The new term has begun, and with it- a countdown. The ECE open house on February 11th is our goal for a functional demonstration, and we have a long way to go!
We've gotten planar segmentation to work through ROS- and it looks awesome!
Here's a sample of a textbook on a table- not far off the testing setup we're going for. Unfortunately, it doesn't run anywhere near real-time, even with down-sampling and minimal rendering requirements. So we either need less points or a better algorithm. Luckily, ELEC 474 has provided the nugget of wisdom towards a better solution.
With our current RANSAC algorithm, a number of random points are sampled, checked for consistency, and if it passes a threshold check, the points provide the parameters for the plane model. Then, the outliers are booted, and the plane is recalculated, iteratively, until the fit is snug. However, this doesn't work well on tons of points- it's just too much sampling for real-time segmentation and control.

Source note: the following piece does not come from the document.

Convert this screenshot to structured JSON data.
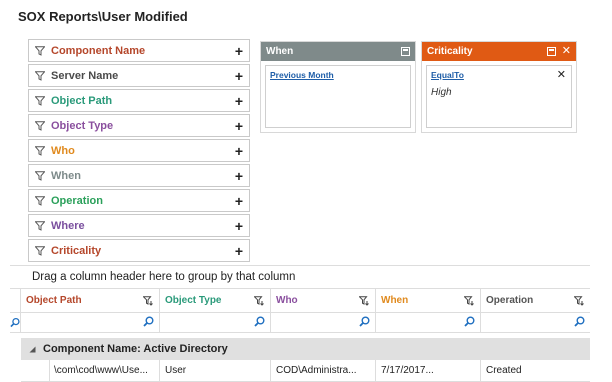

Instead, we're going to try a method called the 3D kernel-based Hough transform (3DKHT) which uses a spherical sample space to fit multiple planes in an image. Described in a paper by F.A. Limberger & M.M. Oliveira, this method was shown to beat PCL's RANSAC algorithm on a Bremen data set by quite a significant margin: 2.1 seconds for 3DKHT vs 7531 seconds for RANSAC.
This should speed up developments nicely!
In other news, I had the RC car zipping around today and we're looking into manufacturing the test obstacles soon. Hopefully we'll have our traversal performance metrics within the week- we'll be measuring chassis movement so that we can determine how much better (or worse) the predictive suspension performs in the real-world.